Fun fact: Second Div1 250 that does not need a 64 bit integer as the result yet it uses it anyway.

I was lucky that my first code turned out to compile right away and pass all example cases. I submitted it. I would say that not having a local tester did not affect my score much. I got 227 points, I would say tht with a local tester I would have gotten 228 at most because I wouldn't have to manually click the test button so much to try all examples. Not a big deal.

Challenge phase
By the time I ended 250, everything was looking badly. A lot of people ended up submitting 500. I kept trying but I couldn't think of anything. My rank seemed very low before the challenge phase. I tried to prepare challenge cases. I noticed that The div1 500 - as usual - had very weak examples. For starters, besides a few special cases Fox Ciel always wins in thos cases. So I thought, what about a non-trivial case in which Toastman wins? I ended up trying 510,510,511,511.

When the challenge phase started, I opened my first 500 hoping to see a trivial mistake. Then I saw this state [511][2]. And that was when the solution to 500 finally hit me, but that's another topic.

I opened someone's 500 and noticed that he tried some sort of greedy thing. It looked odd. So I tried simulating 510,510,511,511 on it mentally, and it semeed that it would return "Fox Ciel". So I was about to challenge when I hesitated - Maybe I did not read something correctly. I re-read and while looking a way someone else already challenged it.
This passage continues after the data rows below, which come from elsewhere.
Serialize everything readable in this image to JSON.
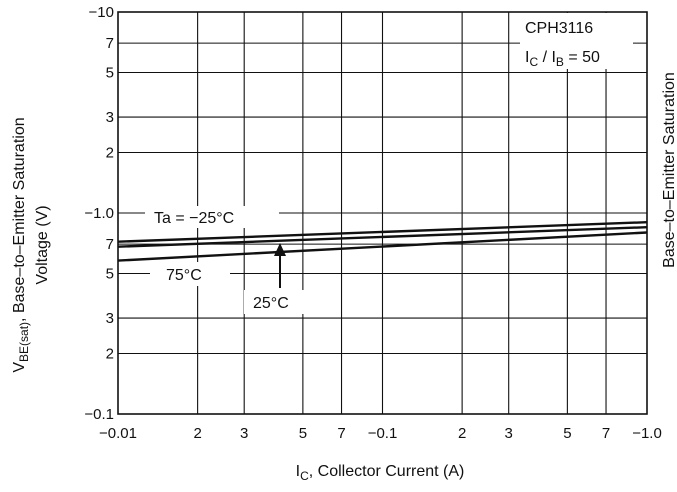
{
  "chart_data": {
    "type": "line",
    "title": "",
    "xlabel": {
      "main": "I",
      "sub": "C",
      "rest": ", Collector Current (A)"
    },
    "ylabel": {
      "line1_main": "V",
      "line1_sub": "BE(sat)",
      "line1_rest": ", Base–to–Emitter Saturation",
      "line2": "Voltage (V)"
    },
    "x_scale": "log",
    "y_scale": "log",
    "xlim": [
      -0.01,
      -1.0
    ],
    "ylim": [
      -0.1,
      -10
    ],
    "grid": true,
    "x_major_ticks": [
      {
        "value": -0.01,
        "label": "−0.01"
      },
      {
        "value": -0.1,
        "label": "−0.1"
      },
      {
        "value": -1.0,
        "label": "−1.0"
      }
    ],
    "x_minor_ticks": [
      {
        "value": -0.02,
        "label": "2"
      },
      {
        "value": -0.03,
        "label": "3"
      },
      {
        "value": -0.05,
        "label": "5"
      },
      {
        "value": -0.07,
        "label": "7"
      },
      {
        "value": -0.2,
        "label": "2"
      },
      {
        "value": -0.3,
        "label": "3"
      },
      {
        "value": -0.5,
        "label": "5"
      },
      {
        "value": -0.7,
        "label": "7"
      }
    ],
    "y_major_ticks": [
      {
        "value": -0.1,
        "label": "−0.1"
      },
      {
        "value": -1.0,
        "label": "−1.0"
      },
      {
        "value": -10,
        "label": "−10"
      }
    ],
    "y_minor_ticks": [
      {
        "value": -0.2,
        "label": "2"
      },
      {
        "value": -0.3,
        "label": "3"
      },
      {
        "value": -0.5,
        "label": "5"
      },
      {
        "value": -0.7,
        "label": "7"
      },
      {
        "value": -2,
        "label": "2"
      },
      {
        "value": -3,
        "label": "3"
      },
      {
        "value": -5,
        "label": "5"
      },
      {
        "value": -7,
        "label": "7"
      }
    ],
    "series": [
      {
        "name": "Ta = −25°C",
        "x": [
          -0.01,
          -1.0
        ],
        "y": [
          -0.72,
          -0.9
        ]
      },
      {
        "name": "25°C",
        "x": [
          -0.01,
          -1.0
        ],
        "y": [
          -0.68,
          -0.85
        ]
      },
      {
        "name": "75°C",
        "x": [
          -0.01,
          -1.0
        ],
        "y": [
          -0.58,
          -0.8
        ]
      }
    ],
    "annotations": {
      "device": "CPH3116",
      "condition": {
        "main1": "I",
        "sub1": "C",
        "mid": " / I",
        "sub2": "B",
        "rest": " = 50"
      },
      "label_ta25neg": "Ta = −25°C",
      "label_75": "75°C",
      "label_25": "25°C"
    },
    "right_clipped_text": "Base–to–Emitter Saturation"
  }
}
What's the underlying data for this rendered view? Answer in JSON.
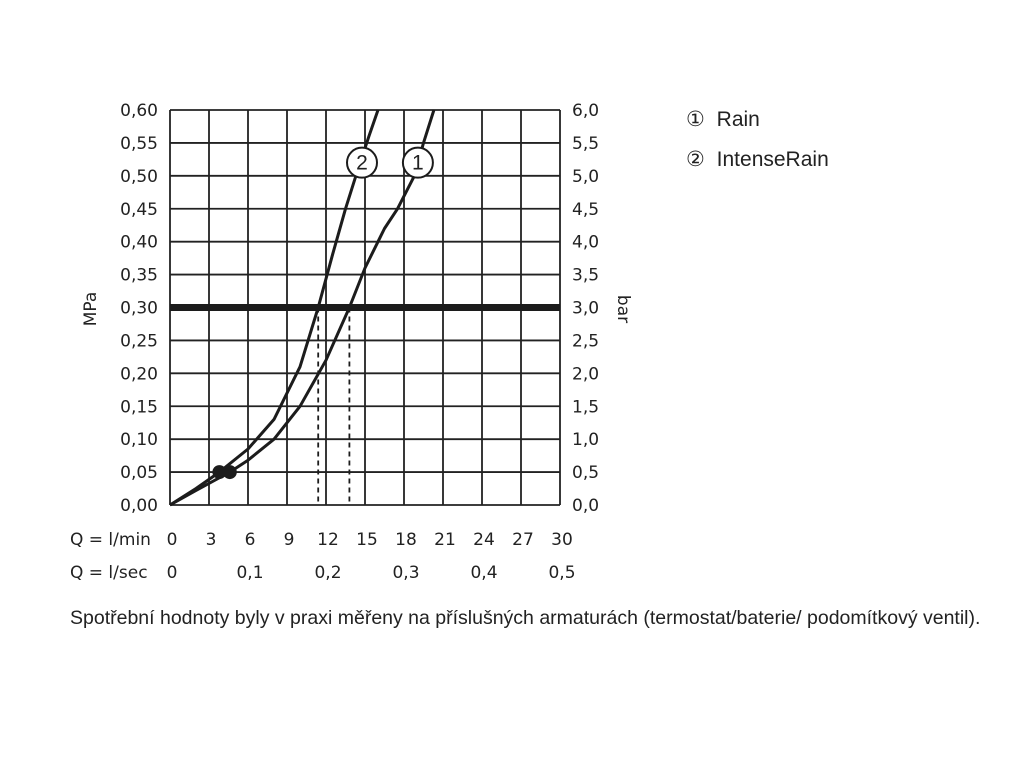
{
  "chart_data": {
    "type": "line",
    "y_left_label": "MPa",
    "y_right_label": "bar",
    "x_row1_prefix": "Q = l/min",
    "x_row2_prefix": "Q = l/sec",
    "x_ticks_lmin": [
      "0",
      "3",
      "6",
      "9",
      "12",
      "15",
      "18",
      "21",
      "24",
      "27",
      "30"
    ],
    "x_ticks_lsec": [
      "0",
      "0,1",
      "0,2",
      "0,3",
      "0,4",
      "0,5"
    ],
    "y_ticks_mpa": [
      "0,00",
      "0,05",
      "0,10",
      "0,15",
      "0,20",
      "0,25",
      "0,30",
      "0,35",
      "0,40",
      "0,45",
      "0,50",
      "0,55",
      "0,60"
    ],
    "y_ticks_bar": [
      "0,0",
      "0,5",
      "1,0",
      "1,5",
      "2,0",
      "2,5",
      "3,0",
      "3,5",
      "4,0",
      "4,5",
      "5,0",
      "5,5",
      "6,0"
    ],
    "xlim": [
      0,
      30
    ],
    "ylim": [
      0,
      0.6
    ],
    "grid": true,
    "reference_pressure": 0.3,
    "series": [
      {
        "id": "1",
        "marker_label": "1",
        "x": [
          0,
          2,
          4.6,
          6,
          8,
          10,
          12,
          13.8,
          15,
          16.5,
          17.5,
          18.8,
          19.5,
          20.3
        ],
        "y": [
          0,
          0.022,
          0.05,
          0.068,
          0.1,
          0.15,
          0.22,
          0.3,
          0.36,
          0.42,
          0.45,
          0.5,
          0.55,
          0.6
        ],
        "operating_point": {
          "x": 4.6,
          "y": 0.05
        },
        "flow_at_reference": 13.8
      },
      {
        "id": "2",
        "marker_label": "2",
        "x": [
          0,
          2,
          3.8,
          6,
          8,
          10,
          11.4,
          12.5,
          13.5,
          14.3,
          15.3,
          16
        ],
        "y": [
          0,
          0.025,
          0.05,
          0.085,
          0.13,
          0.21,
          0.3,
          0.38,
          0.45,
          0.5,
          0.56,
          0.6
        ],
        "operating_point": {
          "x": 3.8,
          "y": 0.05
        },
        "flow_at_reference": 11.4
      }
    ]
  },
  "legend": [
    {
      "symbol": "①",
      "label": "Rain"
    },
    {
      "symbol": "②",
      "label": "IntenseRain"
    }
  ],
  "caption": "Spotřební hodnoty byly v praxi měřeny na příslušných armaturách (termostat/baterie/ podomítkový ventil)."
}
The match ended and I lost rating, but not that much, I think this was one of the best results possible given the circumstances. I am also glad that the ISP issues didn't affect my result much (This was really my fault for not solving 500).

Back to Div1 500 - Zoo
The idea was actually very simple. When you pick 01110 and there are cards 00101 and 11101, then they can become 1 and 1 and we ignore the other bits, remember? Well. In fact, this also means that they could become 01111 and 11111. Or rather, we can just represent the state as the current total bit-wise or current. Then all cards would get affected by it. How do you know which cards you have picked yet? All those that are subsets of current could have been picked before. For example, we could just apply current to all the cards. After picking 01110 the other cards become 01111 and 11111, the cards that are equal to current after doing this could be used cards, but maybe some of them are not used and are just unused cards that turned "useless" (Cannot change the state if you use them).

In order to handle useless cards, note that once cards are made useless, their values do not matter, only the number of useless cards. The number of useless cards can be found if we remember the turn number. Turn number - number of cards that could be used = useless cards. We can use 'use' one of these useless cards by increasing the turn number. So, a recurrence (number of turns, current) that returns ture if the next player to pick a card loses can solve the problem.


Sorry if the blog is more vague than usual, I am still without an internet connection at home, so I am doing this once again from another computer :(.